Bande uma parte é, sem dúvida, Godard mais emblemáticos do cinema desde a década de 1960, especialmente depois de Bernardo Bertolucci Os sonhadores (2003) trouxe-a de volta para a atenção de jovens cinéfilos. Anna Karina se encontra estrelando novamente entre duas contra-partes masculinas, como ela fez em seu primeiro filme com Godard, Une femme est une femme (1961), interpretando o cliché gerir um trois do cinema francês. Se o filme de 1961 foi uma comédia, no entanto, Bande uma parte está longe de ser um. O filme segue a história de Odile (Karina), que é convidado por Franz (Sami Frey) e Arthur (Claude Brasseur) para cometer um roubo, a fim de fazer uma pausa da rotina. Odile, uma garota solitária que gosta muito de ir ao cinema, se perde na ação que ela provavelmente viu como algo de um filme em vez de um roubo real – até que era tarde demais.

5. Alphaville (1965)

um dos primeiros filmes do gênero, antes de filmes como Equilibrium (2002), Alphaville é uma ficção científica distópica sobre uma sociedade localizada em um planeta diferente, onde as emoções são proibidas. Godard faz uma crítica engenhosa sobre as funções da linguagem: quando uma emoção se torna proibida em Alphaville, as palavras que a descrevem são removidas do dicionário, e o sempre atualizado dicionário serve como a Bíblia da sociedade.

o filme segue a história de uma jovem mulher de Alphaville que quebra a lei, apaixonando-se pelo detetive americano que estava lá para investigar seu planeta. Com um filme estético Noir, com a mulher fatal (Anna Karina) e um detetive (Eddie Constantine) com uma aparência fria, Alphaville é outro dos de Godard sobre a arte, desta vez a arte das palavras e seu poder para apoiar a realidade.

6. Pierrot le fou (1965)

após a estética escura de Alphaville, Pierrot le fou vem como uma explosão de cor. Jean-Paul Belmondo mais uma vez interpreta o homem louco de amor em um filme sobre um gangster e seu interesse amoroso, mas desta vez o gangster é a garota (Anna Karina), e ele não pode recusar fugir com ela. Colorido por muitas semelhanças com Breathless, Pierrot le fou quebra todas as expectativas narrativas como segue os protagonistas pela estrada da auto-destruição, com explosões coloridas – tanto no sentido figurado e literal.O filme Two in the wave (2010), um documentário sobre Jean-Luc Godard e François Truffaut, explora o paralelo entre a estética dos filmes de Godard e o declínio de sua relação com Anna Karina. Depois de Une femme est une femme, o primeiro filme em que trabalharam juntos, a estética de seus filmes torna – se mais escura e mais escura, culminando com o sombrio Alphaville-imediatamente seguido pelo brilhante Pierrot le fou e, mais tarde, feito nos Estados Unidos (1966). De acordo com o paralelo que o documentário propõe, esta mudança no humor do filme está longe de sugerir que a relação entre o cineasta e sua musa começou novamente a mover – se para cima-prova de que eles se divorciaram em 1967. Em vez disso, a cor desses dois últimos filmes que fizeram juntos é uma forma de celebrar o passado da sua relação. Neste sentido, é interessante notar que Pierrot le fou termina com ambos os amantes morrendo.

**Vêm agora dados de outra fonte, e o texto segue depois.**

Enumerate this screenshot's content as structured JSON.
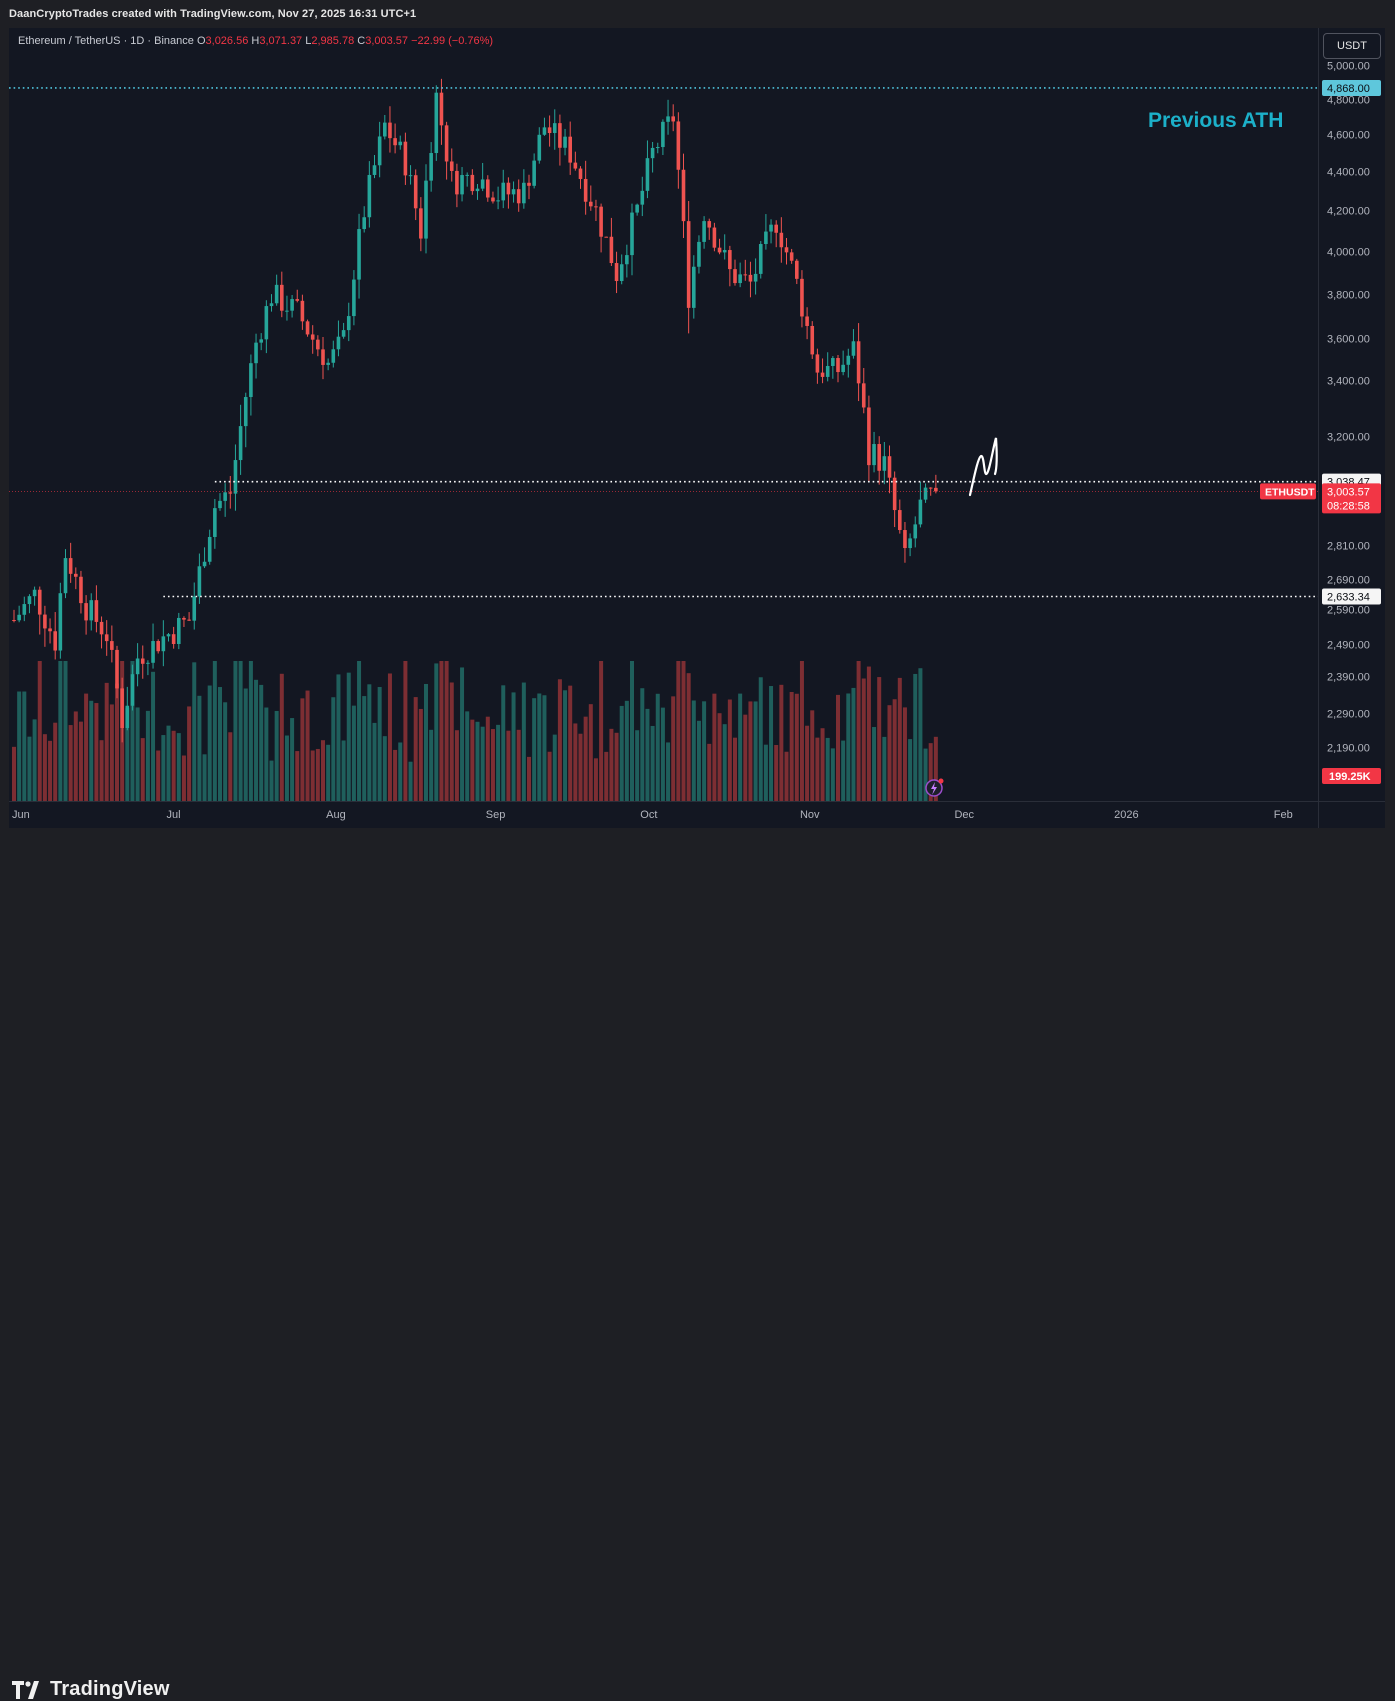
{
  "header": {
    "credit": "DaanCryptoTrades created with TradingView.com, Nov 27, 2025 16:31 UTC+1"
  },
  "legend": {
    "symbol": "Ethereum / TetherUS · 1D · Binance",
    "open_key": "O",
    "open": "3,026.56",
    "high_key": "H",
    "high": "3,071.37",
    "low_key": "L",
    "low": "2,985.78",
    "close_key": "C",
    "close": "3,003.57",
    "change": "−22.99 (−0.76%)"
  },
  "toolbar": {
    "currency": "USDT"
  },
  "footer": {
    "brand": "TradingView"
  },
  "annotation": {
    "ath_text": "Previous ATH"
  },
  "colors": {
    "up": "#26a69a",
    "down": "#ef5350",
    "vol_up": "#1f5f5c",
    "vol_down": "#7d2e33",
    "ath_line": "#4fc3dc",
    "level_line": "#ffffff",
    "price_tag": "#f23645",
    "background": "#131722"
  },
  "chart_data": {
    "type": "candlestick",
    "symbol": "ETHUSDT",
    "interval": "1D",
    "y_axis_ticks": [
      2190,
      2290,
      2390,
      2490,
      2590,
      2690,
      2810,
      3200,
      3400,
      3600,
      3800,
      4000,
      4200,
      4400,
      4600,
      4800,
      5000
    ],
    "y_axis_tick_labels": [
      "2,190.00",
      "2,290.00",
      "2,390.00",
      "2,490.00",
      "2,590.00",
      "2,690.00",
      "2,810.00",
      "3,200.00",
      "3,400.00",
      "3,600.00",
      "3,800.00",
      "4,000.00",
      "4,200.00",
      "4,400.00",
      "4,600.00",
      "4,800.00",
      "5,000.00"
    ],
    "x_axis_labels": [
      {
        "label": "Jun",
        "date": "2025-06-01"
      },
      {
        "label": "Jul",
        "date": "2025-07-01"
      },
      {
        "label": "Aug",
        "date": "2025-08-01"
      },
      {
        "label": "Sep",
        "date": "2025-09-01"
      },
      {
        "label": "Oct",
        "date": "2025-10-01"
      },
      {
        "label": "Nov",
        "date": "2025-11-01"
      },
      {
        "label": "Dec",
        "date": "2025-12-01"
      },
      {
        "label": "2026",
        "date": "2026-01-01"
      },
      {
        "label": "Feb",
        "date": "2026-02-01"
      }
    ],
    "levels": [
      {
        "name": "previous-ath",
        "value": 4868.0,
        "label": "4,868.00",
        "style": "dotted"
      },
      {
        "name": "resistance",
        "value": 3038.47,
        "label": "3,038.47",
        "style": "dotted",
        "start_date": "2025-07-10"
      },
      {
        "name": "support",
        "value": 2633.34,
        "label": "2,633.34",
        "style": "dotted",
        "start_date": "2025-06-30"
      }
    ],
    "last_price": {
      "symbol_tag": "ETHUSDT",
      "value": 3003.57,
      "label": "3,003.57",
      "countdown": "08:28:58"
    },
    "volume_last": "199.25K",
    "anchors": [
      {
        "date": "2025-06-01",
        "close": 2560
      },
      {
        "date": "2025-06-05",
        "close": 2640
      },
      {
        "date": "2025-06-09",
        "close": 2500
      },
      {
        "date": "2025-06-11",
        "close": 2780
      },
      {
        "date": "2025-06-15",
        "close": 2600
      },
      {
        "date": "2025-06-19",
        "close": 2520
      },
      {
        "date": "2025-06-22",
        "close": 2270
      },
      {
        "date": "2025-06-25",
        "close": 2450
      },
      {
        "date": "2025-06-30",
        "close": 2510
      },
      {
        "date": "2025-07-05",
        "close": 2560
      },
      {
        "date": "2025-07-10",
        "close": 2950
      },
      {
        "date": "2025-07-13",
        "close": 3000
      },
      {
        "date": "2025-07-18",
        "close": 3580
      },
      {
        "date": "2025-07-21",
        "close": 3800
      },
      {
        "date": "2025-07-26",
        "close": 3720
      },
      {
        "date": "2025-08-01",
        "close": 3480
      },
      {
        "date": "2025-08-04",
        "close": 3600
      },
      {
        "date": "2025-08-08",
        "close": 4200
      },
      {
        "date": "2025-08-12",
        "close": 4650
      },
      {
        "date": "2025-08-16",
        "close": 4450
      },
      {
        "date": "2025-08-19",
        "close": 4100
      },
      {
        "date": "2025-08-22",
        "close": 4820
      },
      {
        "date": "2025-08-25",
        "close": 4350
      },
      {
        "date": "2025-08-30",
        "close": 4380
      },
      {
        "date": "2025-09-03",
        "close": 4280
      },
      {
        "date": "2025-09-08",
        "close": 4300
      },
      {
        "date": "2025-09-12",
        "close": 4650
      },
      {
        "date": "2025-09-17",
        "close": 4500
      },
      {
        "date": "2025-09-22",
        "close": 4200
      },
      {
        "date": "2025-09-26",
        "close": 3900
      },
      {
        "date": "2025-09-30",
        "close": 4200
      },
      {
        "date": "2025-10-03",
        "close": 4500
      },
      {
        "date": "2025-10-07",
        "close": 4700
      },
      {
        "date": "2025-10-10",
        "close": 3800
      },
      {
        "date": "2025-10-13",
        "close": 4200
      },
      {
        "date": "2025-10-18",
        "close": 3900
      },
      {
        "date": "2025-10-22",
        "close": 3850
      },
      {
        "date": "2025-10-27",
        "close": 4150
      },
      {
        "date": "2025-10-31",
        "close": 3850
      },
      {
        "date": "2025-11-04",
        "close": 3450
      },
      {
        "date": "2025-11-08",
        "close": 3450
      },
      {
        "date": "2025-11-11",
        "close": 3550
      },
      {
        "date": "2025-11-14",
        "close": 3150
      },
      {
        "date": "2025-11-17",
        "close": 3100
      },
      {
        "date": "2025-11-21",
        "close": 2760
      },
      {
        "date": "2025-11-24",
        "close": 2950
      },
      {
        "date": "2025-11-27",
        "close": 3003.57
      }
    ]
  }
}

7. Feminina masculina(1966)

Masculin Feminin é o primeiro filme de Godard a dar uma direção política clara na filmografia de Godard, depois que le petit soldat (1963) deu uma dica nessa direção, mas não foi seguido por filmes com mensagens políticas mais claras. Paulo (Leaud) acaba de terminar seu serviço militar obrigatório, e através de suas interações com as pessoas a seu redor, especialmente sua namorada, que é uma cantora de música pop, o filme desenha observações e críticas sobre a cultura jovem da França no momento.

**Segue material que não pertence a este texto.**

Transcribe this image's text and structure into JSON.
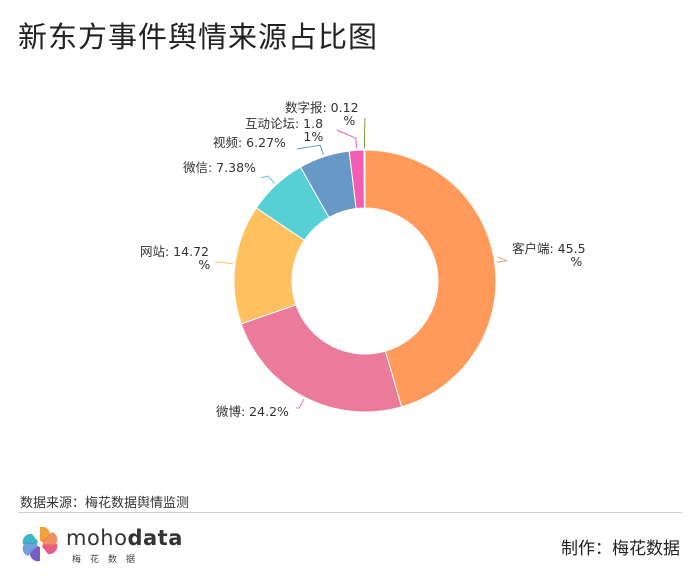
{
  "title": "新东方事件舆情来源占比图",
  "source_note": "数据来源：梅花数据舆情监测",
  "logo": {
    "brand_light": "moho",
    "brand_bold": "data",
    "subtitle": "梅花数据"
  },
  "author": "制作：梅花数据",
  "chart_data": {
    "type": "pie",
    "variant": "donut",
    "title": "新东方事件舆情来源占比图",
    "unit": "%",
    "slices": [
      {
        "label": "客户端",
        "value": 45.5,
        "color": "#FF9A5A",
        "label_text": [
          "客户端: 45.5",
          "%"
        ],
        "line_color": "#E8A080"
      },
      {
        "label": "微博",
        "value": 24.2,
        "color": "#EC7B9B",
        "label_text": [
          "微博: 24.2%"
        ],
        "line_color": "#EC7B9B"
      },
      {
        "label": "网站",
        "value": 14.72,
        "color": "#FFC05F",
        "label_text": [
          "网站: 14.72",
          "%"
        ],
        "line_color": "#FFC05F"
      },
      {
        "label": "微信",
        "value": 7.38,
        "color": "#56D0D5",
        "label_text": [
          "微信: 7.38%"
        ],
        "line_color": "#56D0D5"
      },
      {
        "label": "视频",
        "value": 6.27,
        "color": "#6899C6",
        "label_text": [
          "视频: 6.27%"
        ],
        "line_color": "#6899C6"
      },
      {
        "label": "互动论坛",
        "value": 1.81,
        "color": "#F25CB3",
        "label_text": [
          "互动论坛: 1.8",
          "1%"
        ],
        "line_color": "#F25CB3"
      },
      {
        "label": "数字报",
        "value": 0.12,
        "color": "#7F9B3A",
        "label_text": [
          "数字报: 0.12",
          "%"
        ],
        "line_color": "#7F9B3A"
      }
    ]
  }
}
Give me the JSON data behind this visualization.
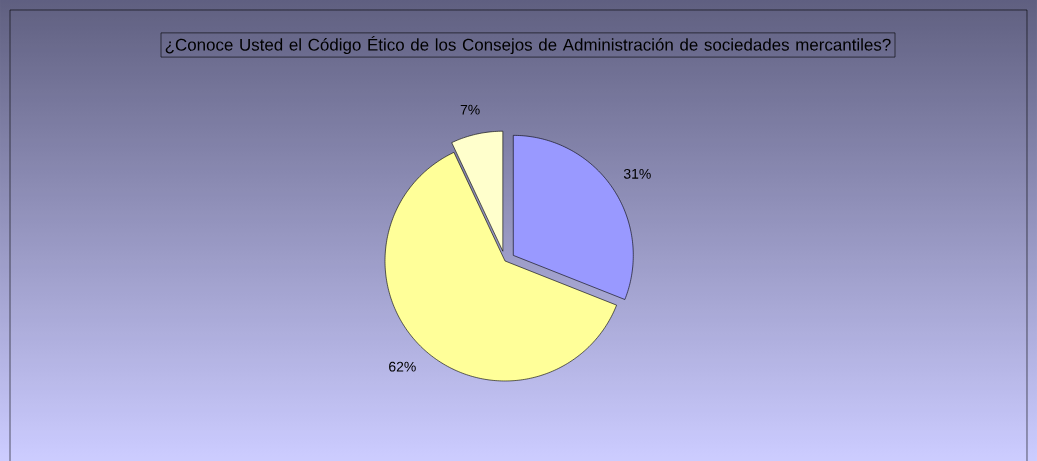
{
  "chart_data": {
    "type": "pie",
    "title": "¿Conoce Usted el Código Ético de los Consejos de Administración de sociedades mercantiles?",
    "categories": [
      null,
      null,
      null
    ],
    "values": [
      31,
      62,
      7
    ],
    "value_labels": [
      "31%",
      "62%",
      "7%"
    ],
    "colors": [
      "#9999ff",
      "#ffff99",
      "#ffffcc"
    ]
  }
}
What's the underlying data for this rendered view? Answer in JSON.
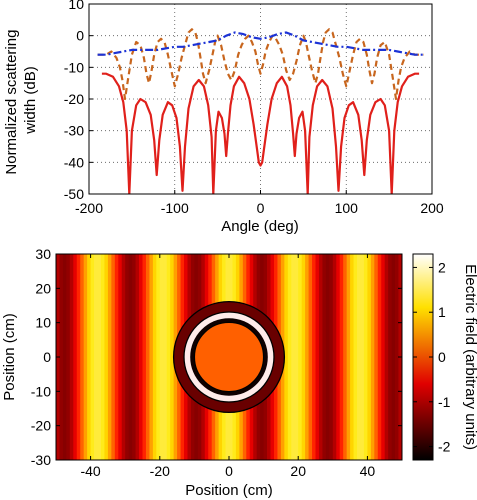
{
  "chart_data": [
    {
      "type": "line",
      "xlabel": "Angle (deg)",
      "ylabel": "Normalized scattering width (dB)",
      "xlim": [
        -200,
        200
      ],
      "ylim": [
        -50,
        10
      ],
      "xticks": [
        "-200",
        "-100",
        "0",
        "100",
        "200"
      ],
      "yticks": [
        "10",
        "0",
        "-10",
        "-20",
        "-30",
        "-40",
        "-50"
      ],
      "grid": true,
      "series": [
        {
          "style": "solid",
          "color": "#e0201b",
          "x": [
            -185,
            -180,
            -172,
            -165,
            -160,
            -156,
            -153,
            -150,
            -145,
            -140,
            -134,
            -128,
            -124,
            -121,
            -118,
            -114,
            -108,
            -103,
            -98,
            -94,
            -91,
            -88,
            -84,
            -78,
            -72,
            -66,
            -61,
            -57,
            -55,
            -52,
            -49,
            -45,
            -42,
            -40,
            -38,
            -35,
            -31,
            -25,
            -19,
            -13,
            -8,
            -4,
            -2,
            0,
            2,
            4,
            8,
            13,
            19,
            25,
            31,
            35,
            38,
            40,
            42,
            45,
            49,
            52,
            55,
            57,
            61,
            66,
            72,
            78,
            84,
            88,
            91,
            94,
            98,
            103,
            108,
            114,
            118,
            121,
            124,
            128,
            134,
            140,
            145,
            150,
            153,
            156,
            160,
            165,
            172,
            180,
            185
          ],
          "y": [
            -12,
            -12,
            -13,
            -16,
            -21,
            -30,
            -50,
            -30,
            -22,
            -20,
            -21,
            -25,
            -33,
            -44,
            -33,
            -25,
            -21,
            -22,
            -26,
            -35,
            -49,
            -35,
            -23,
            -16,
            -14,
            -16,
            -22,
            -32,
            -50,
            -30,
            -24,
            -26,
            -31,
            -38,
            -31,
            -22,
            -16,
            -13,
            -15,
            -20,
            -28,
            -36,
            -40,
            -41,
            -40,
            -36,
            -28,
            -20,
            -15,
            -13,
            -16,
            -22,
            -31,
            -38,
            -31,
            -26,
            -24,
            -30,
            -50,
            -32,
            -22,
            -16,
            -14,
            -16,
            -23,
            -35,
            -49,
            -35,
            -26,
            -22,
            -21,
            -25,
            -33,
            -44,
            -33,
            -25,
            -21,
            -20,
            -22,
            -30,
            -50,
            -30,
            -21,
            -16,
            -13,
            -12,
            -12
          ]
        },
        {
          "style": "dashed",
          "color": "#c8661e",
          "x": [
            -190,
            -180,
            -174,
            -168,
            -164,
            -161,
            -158,
            -154,
            -150,
            -145,
            -140,
            -136,
            -133,
            -130,
            -127,
            -124,
            -120,
            -116,
            -112,
            -108,
            -104,
            -100,
            -96,
            -92,
            -88,
            -84,
            -80,
            -76,
            -73,
            -70,
            -67,
            -64,
            -60,
            -56,
            -53,
            -50,
            -46,
            -42,
            -38,
            -34,
            -30,
            -26,
            -22,
            -18,
            -14,
            -10,
            -6,
            -3,
            0,
            3,
            6,
            10,
            14,
            18,
            22,
            26,
            30,
            34,
            38,
            42,
            46,
            50,
            53,
            56,
            60,
            64,
            67,
            70,
            73,
            76,
            80,
            84,
            88,
            92,
            96,
            100,
            104,
            108,
            112,
            116,
            120,
            124,
            127,
            130,
            133,
            136,
            140,
            145,
            150,
            154,
            158,
            161,
            164,
            168,
            174,
            180,
            190
          ],
          "y": [
            -6,
            -6,
            -5,
            -7,
            -10,
            -14,
            -20,
            -13,
            -6,
            -2,
            -3,
            -7,
            -12,
            -15,
            -11,
            -6,
            -2,
            -1,
            -2,
            -6,
            -11,
            -16,
            -12,
            -7,
            -3,
            1,
            2,
            1,
            -2,
            -7,
            -12,
            -15,
            -11,
            -6,
            -2,
            0,
            -3,
            -8,
            -12,
            -14,
            -11,
            -6,
            -3,
            -1,
            0,
            -2,
            -5,
            -9,
            -12,
            -9,
            -5,
            -2,
            0,
            -1,
            -3,
            -6,
            -11,
            -14,
            -12,
            -8,
            -3,
            0,
            -2,
            -6,
            -11,
            -15,
            -12,
            -7,
            -2,
            1,
            2,
            1,
            -3,
            -7,
            -12,
            -16,
            -11,
            -6,
            -2,
            -1,
            -2,
            -6,
            -11,
            -15,
            -12,
            -7,
            -3,
            -2,
            -6,
            -13,
            -20,
            -14,
            -10,
            -7,
            -5,
            -6,
            -6
          ]
        },
        {
          "style": "dashdot",
          "color": "#1c33d6",
          "x": [
            -190,
            -180,
            -170,
            -160,
            -150,
            -140,
            -130,
            -120,
            -110,
            -100,
            -90,
            -80,
            -70,
            -60,
            -50,
            -40,
            -30,
            -20,
            -10,
            0,
            10,
            20,
            30,
            40,
            50,
            60,
            70,
            80,
            90,
            100,
            110,
            120,
            130,
            140,
            150,
            160,
            170,
            180,
            190
          ],
          "y": [
            -6,
            -6,
            -5.5,
            -5,
            -4.5,
            -4.5,
            -4.5,
            -4.5,
            -4,
            -3.5,
            -3.5,
            -3,
            -2.5,
            -2,
            -1.5,
            0,
            1,
            0.5,
            -0.5,
            -1,
            -0.5,
            0.5,
            1,
            0,
            -1.5,
            -2,
            -2.5,
            -3,
            -3.5,
            -3.5,
            -4,
            -4.5,
            -4.5,
            -4.5,
            -4.5,
            -5,
            -5.5,
            -6,
            -6
          ]
        }
      ]
    },
    {
      "type": "heatmap",
      "xlabel": "Position (cm)",
      "ylabel": "Position (cm)",
      "xlim": [
        -50,
        50
      ],
      "ylim": [
        -30,
        30
      ],
      "xticks": [
        "-40",
        "-20",
        "0",
        "20",
        "40"
      ],
      "yticks": [
        "30",
        "20",
        "10",
        "0",
        "-10",
        "-20",
        "-30"
      ],
      "grid": false,
      "colorbar": {
        "label": "Electric field (arbitrary units)",
        "range": [
          -2.3,
          2.3
        ],
        "ticks": [
          "2",
          "1",
          "0",
          "-1",
          "-2"
        ],
        "colormap": "hot"
      },
      "field": {
        "pattern": "vertical stripes (standing wave along x)",
        "period_cm": 19,
        "amplitude": 1.4,
        "offset": 0
      },
      "circles_radius_cm": [
        10,
        13,
        16
      ],
      "inner_disk_value": 0.1
    }
  ]
}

a oposição entre as crenças do protagonista e as da juventude ao seu redor é descrita no título “as crianças de Marx e Coca-Cola”. O fato de que o filme é estrelado por Jean-Pierre Leaud, a musa do bom amigo de Godard, François Truffaut, é um pouco irônico, como a vez do diretor para o filme político vai significar o fim de sua amizade com Truffaut.

Pages: 1 2

Deixe uma resposta

O seu endereço de email não será publicado.